Roederer é um dos maiores autônomos com 60% de vinhedos próprios. Ou seja,
quando compramos Lanson, Piper, Bollinger, Veuve, Pommery, Ruinart, estamos
degustando vinho terceirizado. Na visão pessimista estamos bebendo rótulos; na
otimista provando métodos de mistura(assemblage de uvas e safras). O
ex-presidente da Heublein no Brasil – Rogério Amato – me ensinava que, quando implantou
laboratório de prova na empresa, tinha como meta alcançar padrão imutável, de
modo que o produto(p.ex.o conhaque Dreher) fosse igual hoje e daqui a 10 anos.
Champagne
também é repetição de estilo; o consumidor pretende que a Moët vendida em 2010 tenha
gosto semelhante à 2013(ressalvadas as vintages ou safradas). Daí a importância
do milagre de chai ou chefe de cave ser bem maior lá do que, digamos, em
Bordeaux. Partindo do exemplo de duas de minhas prediletas, Deutz é jovial, tem
manteiga e especial longitude de boca, enquanto Philliponnat tem Pinot Noir e
corpo.
O consumidor que tentar compreendê-las poderá
eleger sua preferida; basta pensar depois do 1º gole. Na semana retrasada em
homenagem ao Desembargador Cesar comparamos Delamotte Blanc des
Blancs(100%chardonnay, daí o nome branca de uvas brancas) e Jacquesson Cuvée nº
732 com 55% de Pinot, nítida a diferença de cor, peso e paladar. Há quem goste
de Krug e outras caríssimas que têm certo traço acre vindo da mistura de lotes
antigos e envelhecimento em carvalho.
Pessoalmente
não sou fã do preço e nem do gosto algo ferroso.
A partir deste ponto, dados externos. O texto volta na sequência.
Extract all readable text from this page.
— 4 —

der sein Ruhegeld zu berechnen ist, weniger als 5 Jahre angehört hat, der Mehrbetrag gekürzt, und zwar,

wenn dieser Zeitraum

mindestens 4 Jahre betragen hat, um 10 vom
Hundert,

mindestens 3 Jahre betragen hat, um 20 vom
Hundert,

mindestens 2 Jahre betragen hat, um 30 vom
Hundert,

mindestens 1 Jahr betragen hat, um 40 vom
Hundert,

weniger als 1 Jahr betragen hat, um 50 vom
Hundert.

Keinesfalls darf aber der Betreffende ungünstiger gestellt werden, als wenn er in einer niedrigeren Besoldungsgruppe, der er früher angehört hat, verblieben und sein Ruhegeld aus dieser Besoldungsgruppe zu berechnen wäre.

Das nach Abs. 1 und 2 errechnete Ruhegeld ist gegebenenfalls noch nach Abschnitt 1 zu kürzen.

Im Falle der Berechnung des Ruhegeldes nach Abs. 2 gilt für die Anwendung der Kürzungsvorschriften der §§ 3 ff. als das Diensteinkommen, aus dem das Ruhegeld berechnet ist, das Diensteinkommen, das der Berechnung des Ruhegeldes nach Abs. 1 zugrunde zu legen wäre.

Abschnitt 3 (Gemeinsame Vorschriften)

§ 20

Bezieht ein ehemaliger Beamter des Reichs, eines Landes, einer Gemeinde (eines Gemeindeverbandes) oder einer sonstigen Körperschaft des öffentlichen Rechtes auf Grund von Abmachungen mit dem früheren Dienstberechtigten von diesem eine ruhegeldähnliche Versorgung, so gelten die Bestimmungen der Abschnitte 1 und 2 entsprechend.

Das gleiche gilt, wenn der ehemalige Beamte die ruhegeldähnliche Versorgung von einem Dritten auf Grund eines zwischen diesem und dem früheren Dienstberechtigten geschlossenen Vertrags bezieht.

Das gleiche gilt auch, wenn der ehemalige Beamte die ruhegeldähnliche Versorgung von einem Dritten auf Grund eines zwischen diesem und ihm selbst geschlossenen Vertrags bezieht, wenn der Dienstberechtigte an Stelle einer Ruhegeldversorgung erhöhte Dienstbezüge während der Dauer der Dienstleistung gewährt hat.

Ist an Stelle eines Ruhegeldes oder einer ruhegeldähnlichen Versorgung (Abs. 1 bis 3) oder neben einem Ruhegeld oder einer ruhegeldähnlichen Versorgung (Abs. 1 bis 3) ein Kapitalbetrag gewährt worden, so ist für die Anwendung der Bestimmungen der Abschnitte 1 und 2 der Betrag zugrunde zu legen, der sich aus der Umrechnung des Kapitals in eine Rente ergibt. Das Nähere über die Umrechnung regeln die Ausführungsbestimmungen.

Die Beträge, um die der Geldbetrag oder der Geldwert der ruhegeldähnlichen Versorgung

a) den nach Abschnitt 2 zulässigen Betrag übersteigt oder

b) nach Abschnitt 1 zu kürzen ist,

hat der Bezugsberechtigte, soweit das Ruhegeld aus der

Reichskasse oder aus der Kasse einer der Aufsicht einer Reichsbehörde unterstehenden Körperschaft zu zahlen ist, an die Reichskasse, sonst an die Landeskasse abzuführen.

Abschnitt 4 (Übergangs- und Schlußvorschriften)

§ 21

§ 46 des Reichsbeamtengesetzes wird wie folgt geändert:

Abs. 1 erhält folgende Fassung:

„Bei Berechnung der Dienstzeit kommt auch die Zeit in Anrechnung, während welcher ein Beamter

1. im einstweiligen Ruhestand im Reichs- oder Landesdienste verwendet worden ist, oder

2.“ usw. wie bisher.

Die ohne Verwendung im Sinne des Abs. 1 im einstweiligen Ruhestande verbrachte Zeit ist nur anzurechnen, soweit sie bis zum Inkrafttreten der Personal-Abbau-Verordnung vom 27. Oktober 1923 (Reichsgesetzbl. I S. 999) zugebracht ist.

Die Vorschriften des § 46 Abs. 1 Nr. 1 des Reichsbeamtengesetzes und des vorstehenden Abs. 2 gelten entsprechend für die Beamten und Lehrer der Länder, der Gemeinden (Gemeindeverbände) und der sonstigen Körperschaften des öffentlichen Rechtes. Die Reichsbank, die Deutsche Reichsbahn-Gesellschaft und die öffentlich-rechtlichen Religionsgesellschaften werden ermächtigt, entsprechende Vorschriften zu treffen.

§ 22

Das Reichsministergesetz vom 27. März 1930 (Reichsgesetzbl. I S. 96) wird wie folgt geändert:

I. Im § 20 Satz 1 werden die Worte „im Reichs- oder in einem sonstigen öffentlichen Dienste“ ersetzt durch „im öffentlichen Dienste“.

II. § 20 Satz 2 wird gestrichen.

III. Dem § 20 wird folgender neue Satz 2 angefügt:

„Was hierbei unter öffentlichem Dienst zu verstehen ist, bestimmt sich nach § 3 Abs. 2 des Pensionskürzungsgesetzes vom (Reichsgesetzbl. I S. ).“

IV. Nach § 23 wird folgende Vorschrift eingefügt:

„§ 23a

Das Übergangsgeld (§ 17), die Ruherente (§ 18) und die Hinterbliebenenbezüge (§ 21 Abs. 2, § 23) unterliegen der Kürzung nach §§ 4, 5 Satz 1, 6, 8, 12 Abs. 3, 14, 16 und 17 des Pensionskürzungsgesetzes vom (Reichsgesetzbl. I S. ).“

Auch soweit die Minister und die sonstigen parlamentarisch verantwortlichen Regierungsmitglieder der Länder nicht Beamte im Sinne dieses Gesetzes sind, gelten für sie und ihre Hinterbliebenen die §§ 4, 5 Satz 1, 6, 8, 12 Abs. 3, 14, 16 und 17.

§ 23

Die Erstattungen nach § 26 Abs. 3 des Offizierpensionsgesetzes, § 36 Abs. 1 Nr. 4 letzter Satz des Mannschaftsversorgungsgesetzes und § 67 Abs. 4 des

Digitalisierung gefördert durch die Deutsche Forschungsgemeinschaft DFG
Dentre as topos prefiro as de
corpo médio, como Amour de Deutz e Dom Pérignon, a mais vendida do segmento
luxo (3 milhões/ano).
Em maio de
2010 Mary e eu serpenteamos pela D-26 Route du Champagne por 2 horas, subindo e
descendo a ponto de perder a referência. Parece tudo plantado, ou seja, não há
espaço para aumento da produção. O governo francês tem comissão estudando
esticar os limites da região. Deixar como está levará o preço da uva (já
atualmente, em média, o mais caro do mundo) a limites insuportáveis.
Ressalvadas algumas exceções como os cavas Roventós e Non Plus Ultra de
Codorniu, raros nacionais que nem sempre se mantêm no ano seguinte, e bons
Franciacortas, na média a champagne é melhor. Nada disso justifica adotar como
estratégia o segmento dos ricos e famosos. Há mercados inexplorados que-mais ou
menos como aconteceu no Brasil com o Prosecco-podem se acostumar com Fusca sem
jamais provar o gostinho de acelerar um Porsche. E, o que será pior, perder a
mítica de almejar...o tal do Porsche.